Ana Paula Arbache PhD

Fábio Alexandre Guimarães Botteon PhD




Resumo


A educação ganha destaque em agenda global, e, não por acaso, torna-se força motriz para a recuperação da economia no período pós-pandêmico. Entre o discurso e a prática há muito o que se fazer, e é preciso obstinação e engajamento para que isso possa se tornar uma realidade em todas as partes do mundo. Este ensaio tem como objetivo abordar, em um primeiro momento, dados relativos a educação no Brasil apresentando estudos que indicam os efeitos do período pandêmico e os desafios decorrentes dos mesmos. Na sequência, apresenta-se a agenda global para a qualificação e a requalificação de um bilhão de pessoas para atender às novas demandas do mundo. A educação está no centro das discussões presentes nesse estudo e, por isso, é importante abordar a governança da educação nos próximos anos, contribuindo para que as lacunas persistentes e presentes na área possam ser superadas e, com agilidade e precisão, possam garantir a formação de profissionais aptos para um mercado de trabalho mais exigente, competitivo e tecnológico.



1. O fardo do Período pandêmico para a governança da educação no Brasil


O que o fardo do período pandêmico deixará para a educação em nosso país? Como as governanças voltadas para a educação poderão reverter uma situação, que ainda não mostra todo o legado deixado pelo período desafiador que vivemos. Em alguns locais as aulas presenciais retornam e as escolas abrem às suas portas para os alunos e suas famílias que foram resilientes o bastante para continuarem educando seus filhos em situações adversas dentro de suas casas e, concorrendo com o período de trabalho que também acontecia dentro de casa.

Nós sabemos que, quanto mais crianças e jovens realizam seus estudos por meio da educação formal, mais chances possuem de transformarem suas vidas, bem como de contribuírem para uma sociedade mais evoluída e mais justa.


No entanto, os efeitos sociais e econômico do período pandêmico, deixou indivíduos e comunidades vulneráveis e distantes da escola, particularmente das escolas públicas do país.


Muitos governantes ainda estão aguardando para contabilizar o tamanho da evasão escolar, fruto do isolamento social necessário para conter a pandemia. Também, ainda não se sabe o quanto essa situação afetou o rendimento e os resultados daqueles que continuaram seus estudos, muitos deles em situações precárias e enfrentando barreiras físicas e não entendimento do modelo de educação à distância implementado, para que as aulas pudessem ocorrer.

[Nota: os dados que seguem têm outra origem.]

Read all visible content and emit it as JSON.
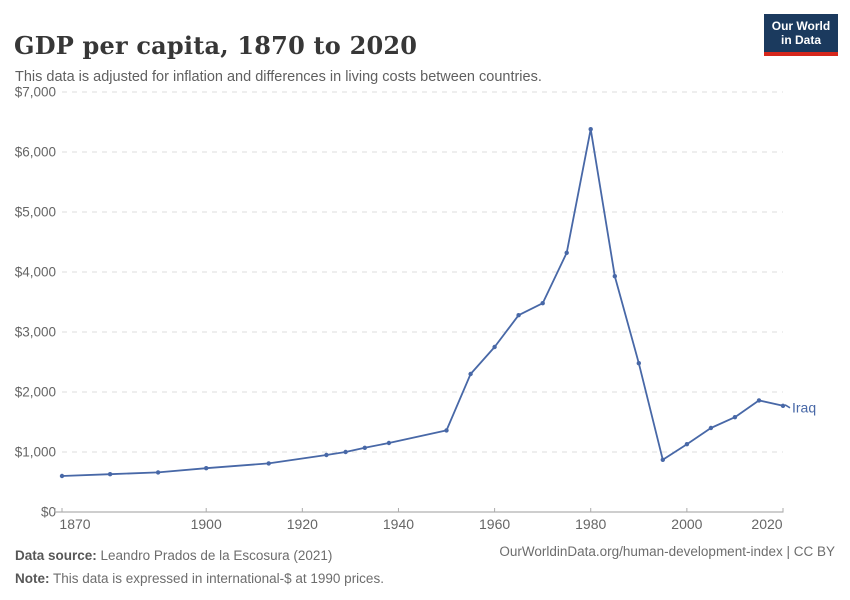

O fechamento prolongado das escolas, a educação via plataformas de ensino, a falta de pessoas capacitadas para acompanhar os estudos dos alunos podem trazer resultados que impactarão futuramente a qualidade de seus estudos, levando-os a repetência, a evasão e a sua vulnerabilidade para atuar no mercado de trabalho.

Todos esses dados estarão à tona a partir de 2022, quando governos terão como mapear e identificar os aspectos significativos provenientes desse período, para superarem de forma eficaz e ágil a governança da educação para recuperação da educação em nosso país.


No relatório “Education in Brazil: an international perspective (© OECD 2021), e traduzido pelo Todos pela Educação (2021), aponta que o Brasil já havia estagnado em termos de crescimento econômico e redução das desigualdades mesmo antes da pandemia e destaca que a educação tem o papel importante para a recuperação do país, que para isso, desafios estratégicos precisam ser enfrentados. O documento informa que milhões de alunos abandonaram as escolas e precisarão de apoio e acompanhamento amparado pelos governos e pela sociedade para uma retomada com qualidade.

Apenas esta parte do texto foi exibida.